Artemis III, announced in its reshaped form in June 2026, will stay in Earth orbit in 2027: Randy Bresnik, Luca Parmitano, Frank Rubio, and Andre Douglas will dock Orion with lander test vehicles from both Blue Origin and SpaceX to prove the interfaces. Artemis IV in 2028 is planned as the first crewed landing, at the lunar south pole aboard the Starship HLS. Both dates depend on hardware that is still maturing: Starship needs orbital refueling, and Blue Origin is recovering from the May 2026 New Glenn explosion.

The open questions

Three things to watch. Orbital propellant transfer: the Starship lander cannot reach the Moon without it, and it has never been demonstrated. The Gateway station: proposed for cancellation in NASA's 2026 budget process, its fate shapes every mission after Artemis V. And budgets generally: NASA's FY2026 appropriation landed at 24.44 billion dollars, but SLS and Orion's long-term future beyond the early missions remains an open debate in Washington.

Frequently asked questions

When will humans land on the Moon again?

Under the plan as of mid-2026, Artemis IV in 2028 is the first crewed landing, at the lunar south pole. Artemis III in 2027 stays in Earth orbit to test lander dockings.

How is Artemis different from Apollo?

Apollo was a race with disposable hardware and equatorial landing sites; Artemis targets the resource-rich south pole with commercial, partially reusable landers and international partners, aiming for a sustained presence. See the full Apollo vs Artemis comparison.

Why does the lander need refueling in orbit?

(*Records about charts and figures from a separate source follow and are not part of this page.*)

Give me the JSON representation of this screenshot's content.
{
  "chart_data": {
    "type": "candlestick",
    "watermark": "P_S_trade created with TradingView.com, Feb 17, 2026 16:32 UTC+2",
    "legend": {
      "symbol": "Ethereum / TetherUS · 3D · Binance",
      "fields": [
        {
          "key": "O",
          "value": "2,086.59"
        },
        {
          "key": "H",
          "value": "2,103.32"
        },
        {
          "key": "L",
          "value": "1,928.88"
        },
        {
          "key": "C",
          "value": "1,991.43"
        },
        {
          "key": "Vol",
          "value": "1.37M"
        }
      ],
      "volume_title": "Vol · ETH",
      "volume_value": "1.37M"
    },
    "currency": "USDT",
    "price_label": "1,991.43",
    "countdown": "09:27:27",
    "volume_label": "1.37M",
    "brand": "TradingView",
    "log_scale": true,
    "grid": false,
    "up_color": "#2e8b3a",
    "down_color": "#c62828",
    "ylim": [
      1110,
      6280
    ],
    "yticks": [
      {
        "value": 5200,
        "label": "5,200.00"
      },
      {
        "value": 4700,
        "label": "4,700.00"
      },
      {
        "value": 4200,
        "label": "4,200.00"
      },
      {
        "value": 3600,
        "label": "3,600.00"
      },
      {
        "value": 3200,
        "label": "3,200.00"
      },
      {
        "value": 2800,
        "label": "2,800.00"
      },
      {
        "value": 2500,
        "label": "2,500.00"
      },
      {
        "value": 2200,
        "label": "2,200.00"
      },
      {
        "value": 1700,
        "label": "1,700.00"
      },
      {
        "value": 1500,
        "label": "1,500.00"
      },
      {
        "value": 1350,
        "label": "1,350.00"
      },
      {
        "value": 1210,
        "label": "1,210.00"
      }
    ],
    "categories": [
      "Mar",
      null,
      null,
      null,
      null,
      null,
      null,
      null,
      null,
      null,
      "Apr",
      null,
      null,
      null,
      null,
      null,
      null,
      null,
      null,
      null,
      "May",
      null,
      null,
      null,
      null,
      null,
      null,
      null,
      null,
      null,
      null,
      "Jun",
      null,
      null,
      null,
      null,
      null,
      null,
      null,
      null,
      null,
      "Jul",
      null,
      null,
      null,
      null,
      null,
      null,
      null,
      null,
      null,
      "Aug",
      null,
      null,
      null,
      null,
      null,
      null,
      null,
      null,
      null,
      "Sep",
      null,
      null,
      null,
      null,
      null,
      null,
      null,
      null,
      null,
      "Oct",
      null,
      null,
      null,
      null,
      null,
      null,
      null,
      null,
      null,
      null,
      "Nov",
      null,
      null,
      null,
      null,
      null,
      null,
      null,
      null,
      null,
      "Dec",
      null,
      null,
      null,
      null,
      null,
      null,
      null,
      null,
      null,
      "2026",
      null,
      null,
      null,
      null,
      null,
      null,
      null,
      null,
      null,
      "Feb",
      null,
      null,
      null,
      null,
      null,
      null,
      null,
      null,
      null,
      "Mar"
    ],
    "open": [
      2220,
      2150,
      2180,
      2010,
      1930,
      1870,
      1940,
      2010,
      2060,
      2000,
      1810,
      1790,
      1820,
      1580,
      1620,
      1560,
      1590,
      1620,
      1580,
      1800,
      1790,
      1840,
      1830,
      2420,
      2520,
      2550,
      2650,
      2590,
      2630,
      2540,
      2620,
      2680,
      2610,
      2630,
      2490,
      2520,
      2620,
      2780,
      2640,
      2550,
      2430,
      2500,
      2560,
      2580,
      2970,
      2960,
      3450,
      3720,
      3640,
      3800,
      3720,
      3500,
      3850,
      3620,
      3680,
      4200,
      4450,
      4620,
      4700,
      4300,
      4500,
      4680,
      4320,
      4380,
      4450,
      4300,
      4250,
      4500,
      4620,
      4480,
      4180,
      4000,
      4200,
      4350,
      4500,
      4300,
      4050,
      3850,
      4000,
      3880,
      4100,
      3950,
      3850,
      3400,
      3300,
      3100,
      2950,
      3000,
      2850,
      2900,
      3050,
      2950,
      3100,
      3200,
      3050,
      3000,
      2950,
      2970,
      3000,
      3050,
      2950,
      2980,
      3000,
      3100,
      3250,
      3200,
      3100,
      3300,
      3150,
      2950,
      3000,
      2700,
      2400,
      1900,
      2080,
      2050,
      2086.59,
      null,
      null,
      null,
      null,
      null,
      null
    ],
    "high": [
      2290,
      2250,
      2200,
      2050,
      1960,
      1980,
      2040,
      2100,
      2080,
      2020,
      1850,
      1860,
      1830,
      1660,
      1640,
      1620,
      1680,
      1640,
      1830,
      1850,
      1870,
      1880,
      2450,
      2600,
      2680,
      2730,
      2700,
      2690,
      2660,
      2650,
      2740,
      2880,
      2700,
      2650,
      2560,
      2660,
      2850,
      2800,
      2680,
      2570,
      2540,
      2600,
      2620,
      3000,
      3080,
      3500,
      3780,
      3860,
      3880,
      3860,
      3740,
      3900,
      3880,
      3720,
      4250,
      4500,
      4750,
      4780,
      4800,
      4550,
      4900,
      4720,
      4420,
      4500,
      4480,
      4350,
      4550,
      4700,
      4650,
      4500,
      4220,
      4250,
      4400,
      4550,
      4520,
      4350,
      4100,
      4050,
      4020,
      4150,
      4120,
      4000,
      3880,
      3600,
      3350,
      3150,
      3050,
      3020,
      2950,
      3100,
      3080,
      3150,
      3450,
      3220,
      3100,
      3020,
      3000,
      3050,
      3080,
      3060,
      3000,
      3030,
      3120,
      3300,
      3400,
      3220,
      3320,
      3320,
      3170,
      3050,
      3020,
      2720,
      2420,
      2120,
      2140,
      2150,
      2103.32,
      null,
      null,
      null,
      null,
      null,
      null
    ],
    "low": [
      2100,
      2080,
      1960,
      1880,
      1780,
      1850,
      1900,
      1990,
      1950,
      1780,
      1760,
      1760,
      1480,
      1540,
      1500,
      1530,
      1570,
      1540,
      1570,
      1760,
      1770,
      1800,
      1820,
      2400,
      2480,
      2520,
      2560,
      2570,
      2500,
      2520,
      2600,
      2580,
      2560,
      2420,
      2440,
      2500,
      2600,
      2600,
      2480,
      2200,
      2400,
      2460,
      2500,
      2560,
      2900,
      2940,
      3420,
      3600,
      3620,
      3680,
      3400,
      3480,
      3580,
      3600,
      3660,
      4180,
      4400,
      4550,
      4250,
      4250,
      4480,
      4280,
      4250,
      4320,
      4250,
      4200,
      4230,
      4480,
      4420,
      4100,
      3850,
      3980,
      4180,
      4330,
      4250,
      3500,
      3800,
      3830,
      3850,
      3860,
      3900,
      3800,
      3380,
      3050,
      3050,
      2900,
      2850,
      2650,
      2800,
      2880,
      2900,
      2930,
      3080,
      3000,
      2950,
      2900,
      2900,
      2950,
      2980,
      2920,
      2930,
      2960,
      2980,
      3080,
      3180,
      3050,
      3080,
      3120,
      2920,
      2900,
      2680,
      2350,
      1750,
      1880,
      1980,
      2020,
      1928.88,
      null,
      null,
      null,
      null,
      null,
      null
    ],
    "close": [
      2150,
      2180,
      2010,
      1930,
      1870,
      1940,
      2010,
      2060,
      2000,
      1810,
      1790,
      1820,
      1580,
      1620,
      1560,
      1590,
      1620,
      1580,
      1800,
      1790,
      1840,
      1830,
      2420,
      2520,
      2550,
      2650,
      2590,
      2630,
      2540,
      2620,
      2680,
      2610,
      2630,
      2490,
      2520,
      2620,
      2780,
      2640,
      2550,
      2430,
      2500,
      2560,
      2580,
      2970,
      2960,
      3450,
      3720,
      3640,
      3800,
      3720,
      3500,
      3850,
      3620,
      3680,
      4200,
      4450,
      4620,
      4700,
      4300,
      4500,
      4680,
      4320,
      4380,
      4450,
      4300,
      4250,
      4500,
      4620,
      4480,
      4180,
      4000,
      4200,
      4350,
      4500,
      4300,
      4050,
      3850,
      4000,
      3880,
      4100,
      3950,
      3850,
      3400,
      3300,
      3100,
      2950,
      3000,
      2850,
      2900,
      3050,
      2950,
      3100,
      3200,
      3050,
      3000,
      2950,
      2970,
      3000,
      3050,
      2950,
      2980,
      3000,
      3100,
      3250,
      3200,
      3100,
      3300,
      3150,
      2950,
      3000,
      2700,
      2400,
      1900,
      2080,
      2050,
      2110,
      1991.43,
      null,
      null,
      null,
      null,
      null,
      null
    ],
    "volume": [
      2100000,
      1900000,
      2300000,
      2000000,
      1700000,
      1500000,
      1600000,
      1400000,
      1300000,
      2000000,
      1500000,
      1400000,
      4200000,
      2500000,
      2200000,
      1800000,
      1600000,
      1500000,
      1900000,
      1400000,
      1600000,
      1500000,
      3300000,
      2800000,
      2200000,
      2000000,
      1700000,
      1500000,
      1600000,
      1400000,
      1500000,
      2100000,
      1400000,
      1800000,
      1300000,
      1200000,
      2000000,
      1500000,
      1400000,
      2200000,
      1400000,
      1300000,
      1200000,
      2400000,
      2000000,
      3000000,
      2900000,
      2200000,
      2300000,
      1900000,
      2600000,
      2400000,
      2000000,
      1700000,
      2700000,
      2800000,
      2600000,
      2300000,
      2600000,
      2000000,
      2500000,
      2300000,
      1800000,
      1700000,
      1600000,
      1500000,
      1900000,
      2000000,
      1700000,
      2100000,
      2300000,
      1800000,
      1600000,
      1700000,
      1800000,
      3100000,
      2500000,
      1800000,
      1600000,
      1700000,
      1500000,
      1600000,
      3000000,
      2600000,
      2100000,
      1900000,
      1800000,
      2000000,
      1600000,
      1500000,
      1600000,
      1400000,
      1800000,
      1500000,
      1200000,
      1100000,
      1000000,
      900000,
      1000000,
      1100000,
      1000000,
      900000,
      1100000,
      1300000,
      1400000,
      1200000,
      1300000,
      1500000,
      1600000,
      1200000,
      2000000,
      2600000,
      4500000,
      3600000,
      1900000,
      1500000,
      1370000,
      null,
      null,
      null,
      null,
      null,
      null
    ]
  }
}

The Starship lander is so large that it launches with nearly empty tanks and must be filled by tanker flights in Earth orbit before heading to the Moon. Cryogenic propellant transfer at this scale is unproven, which makes it the program's biggest technical risk.

Who pays for all this?

NASA funds Artemis within a roughly 24 billion dollar annual budget, buying landers and cargo delivery as fixed-price commercial services while owning SLS and Orion outright. International partners contribute hardware, like Orion's European service module, in exchange for crew seats.